Como disseram Zabala e Arnau (2010, p. 55),

[...] destacamos, por um lado, que a obrigação de propormos um ensino baseado no desenvolvimento de competências provém [...] das declarações atuais sobre o papel do ensino [...] se orientar para o desenvolvimento de todas as capacidades do ser humano, ou seja, para a formação integral das pessoas. [...] Até agora podemos entender a importância do uso do termo “competência” como uma forma de entender que o saber deve ser aplicável, que o conhecimento toma sentido quando aquele que o possui é capaz de utilizá-lo.

Entender que a vida é ação permite refletir o currículo por competências27 como necessidade de preparação do profissional para sua prática específica e para a vida, no sentido lato do termo.

Desta feita, a elaboração de um currículo que permita a convergência de saberes, por meio de projetos transversais, interdisciplinares e transdisciplinares, que privilegie o “aprender a aprender” e as práticas qualificadas, se torna um

caminho coerente em relação aos cursos de Direito, em face às novas demandas expressas pelos princípios universais humanitários28.

Não apenas o mundo do trabalho e a dinâmica dos ambientes cooperativos destacam a necessidade do processo formativo centrado na desenvoltura de competências, mas também as transformações do mundo real, do século XXI, as quais reverberam a cultura de uma necessária adaptação aos processos de incerteza e de complexidade.

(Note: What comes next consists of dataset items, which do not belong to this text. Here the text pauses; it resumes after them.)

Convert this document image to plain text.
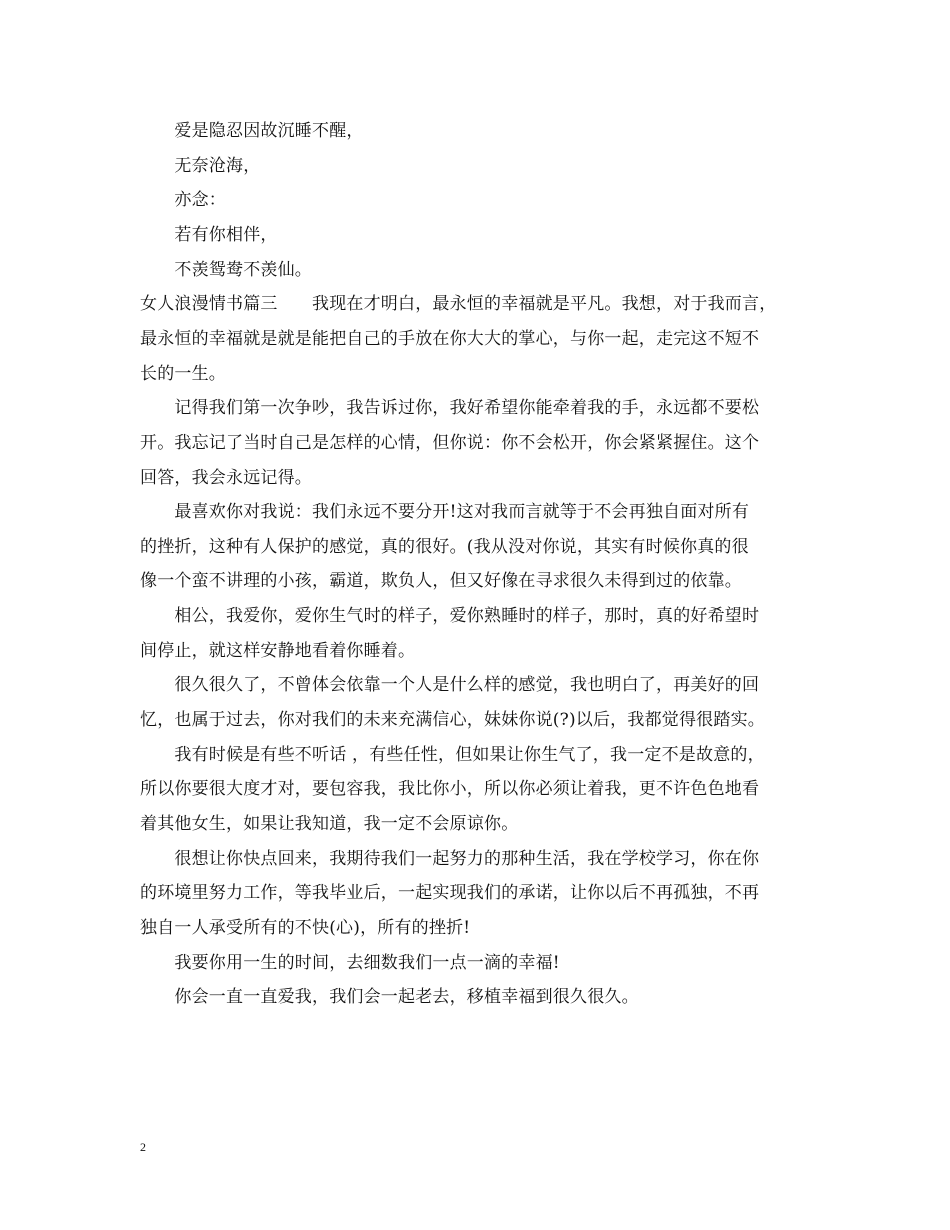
　　爱是隐忍因故沉睡不醒，
　　无奈沧海，
　　亦念：
　　若有你相伴，
　　不羡鸳鸯不羡仙。
女人浪漫情书篇三　　我现在才明白，最永恒的幸福就是平凡。我想，对于我而言，
最永恒的幸福就是就是能把自己的手放在你大大的掌心，与你一起，走完这不短不
长的一生。
　　记得我们第一次争吵，我告诉过你，我好希望你能牵着我的手，永远都不要松
开。我忘记了当时自己是怎样的心情，但你说：你不会松开，你会紧紧握住。这个
回答，我会永远记得。
　　最喜欢你对我说：我们永远不要分开!这对我而言就等于不会再独自面对所有
的挫折，这种有人保护的感觉，真的很好。(我从没对你说，其实有时候你真的很
像一个蛮不讲理的小孩，霸道，欺负人，但又好像在寻求很久未得到过的依靠。
　　相公，我爱你，爱你生气时的样子，爱你熟睡时的样子，那时，真的好希望时
间停止，就这样安静地看着你睡着。
　　很久很久了，不曾体会依靠一个人是什么样的感觉，我也明白了，再美好的回
忆，也属于过去，你对我们的未来充满信心，妹妹你说(?)以后，我都觉得很踏实。
　　我有时候是有些不听话 ，有些任性，但如果让你生气了，我一定不是故意的，
所以你要很大度才对，要包容我，我比你小，所以你必须让着我，更不许色色地看
着其他女生，如果让我知道，我一定不会原谅你。
　　很想让你快点回来，我期待我们一起努力的那种生活，我在学校学习，你在你
的环境里努力工作，等我毕业后，一起实现我们的承诺，让你以后不再孤独，不再
独自一人承受所有的不快(心)，所有的挫折!
　　我要你用一生的时间，去细数我们一点一滴的幸福!
　　你会一直一直爱我，我们会一起老去，移植幸福到很久很久。
2
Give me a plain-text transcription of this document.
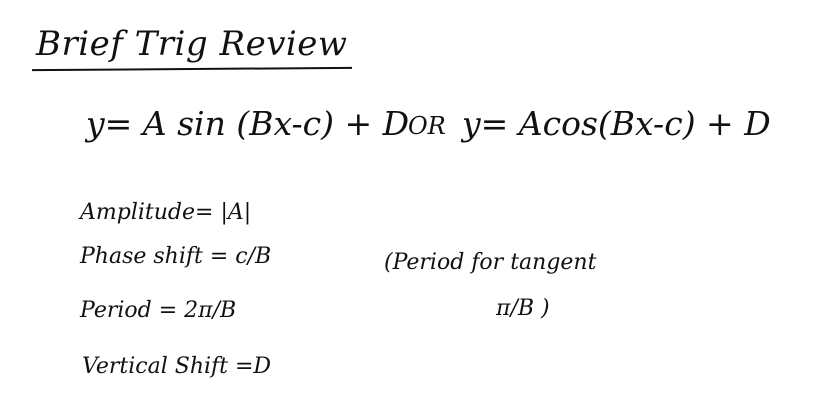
Brief Trig Review
y= A sin (Bx-c) + D
OR y= Acos(Bx-c) + D
Amplitude= |A|
Phase shift = c/B
Period = 2π/B
Vertical Shift =D
(Period for tangent
π/B )
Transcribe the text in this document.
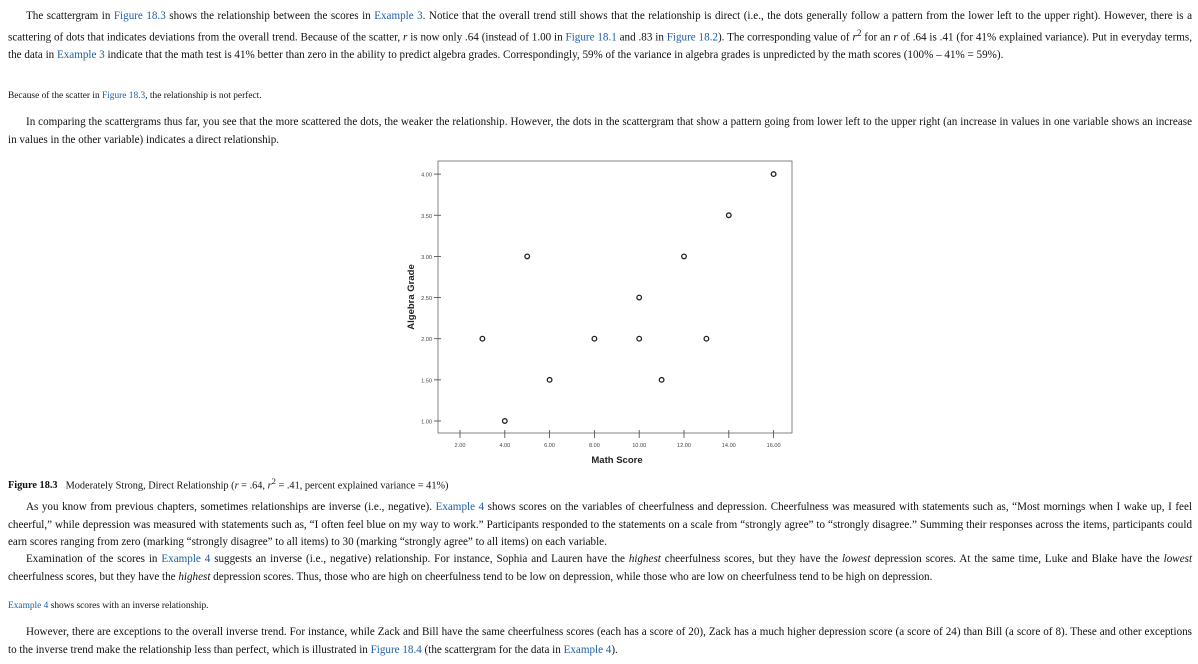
The scattergram in Figure 18.3 shows the relationship between the scores in Example 3. Notice that the overall trend still shows that the relationship is direct (i.e., the dots generally follow a pattern from the lower left to the upper right). However, there is a scattering of dots that indicates deviations from the overall trend. Because of the scatter, r is now only .64 (instead of 1.00 in Figure 18.1 and .83 in Figure 18.2). The corresponding value of $r^2$ for an r of .64 is .41 (for 41% explained variance). Put in everyday terms, the data in Example 3 indicate that the math test is 41% better than zero in the ability to predict algebra grades. Correspondingly, 59% of the variance in algebra grades is unpredicted by the math scores (100% – 41% = 59%).

Because of the scatter in Figure 18.3, the relationship is not perfect.

In comparing the scattergrams thus far, you see that the more scattered the dots, the weaker the relationship. However, the dots in the scattergram that show a pattern going from lower left to the upper right (an increase in values in one variable shows an increase in values in the other variable) indicates a direct relationship.

1.00
1.50
2.00
2.50
3.00
3.50
4.00
2.00	4.00	6.00	8.00	10.00	12.00	14.00	16.00
Math Score
Algebra Grade

Figure 18.3 Moderately Strong, Direct Relationship (r = .64, $r^2 = .41$, percent explained variance = 41%)

As you know from previous chapters, sometimes relationships are inverse (i.e., negative). Example 4 shows scores on the variables of cheerfulness and depression. Cheerfulness was measured with statements such as, “Most mornings when I wake up, I feel cheerful,” while depression was measured with statements such as, “I often feel blue on my way to work.” Participants responded to the statements on a scale from “strongly agree” to “strongly disagree.” Summing their responses across the items, participants could earn scores ranging from zero (marking “strongly disagree” to all items) to 30 (marking “strongly agree” to all items) on each variable.

Examination of the scores in Example 4 suggests an inverse (i.e., negative) relationship. For instance, Sophia and Lauren have the highest cheerfulness scores, but they have the lowest depression scores. At the same time, Luke and Blake have the lowest cheerfulness scores, but they have the highest depression scores. Thus, those who are high on cheerfulness tend to be low on depression, while those who are low on cheerfulness tend to be high on depression.

Example 4 shows scores with an inverse relationship.

However, there are exceptions to the overall inverse trend. For instance, while Zack and Bill have the same cheerfulness scores (each has a score of 20), Zack has a much higher depression score (a score of 24) than Bill (a score of 8). These and other exceptions to the inverse trend make the relationship less than perfect, which is illustrated in Figure 18.4 (the scattergram for the data in Example 4).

A discussão sobre a necessidade de novas competências aos profissionais do século XXI tem espaço resguardado nos fóruns educacionais nacionais e internacionais. O relatório The Future of Jobs, publicado no World Economic Forum (2016), analisou as mudanças pelas quais passarão as relações de emprego, a qualificação dos profissionais e o mercado de trabalho.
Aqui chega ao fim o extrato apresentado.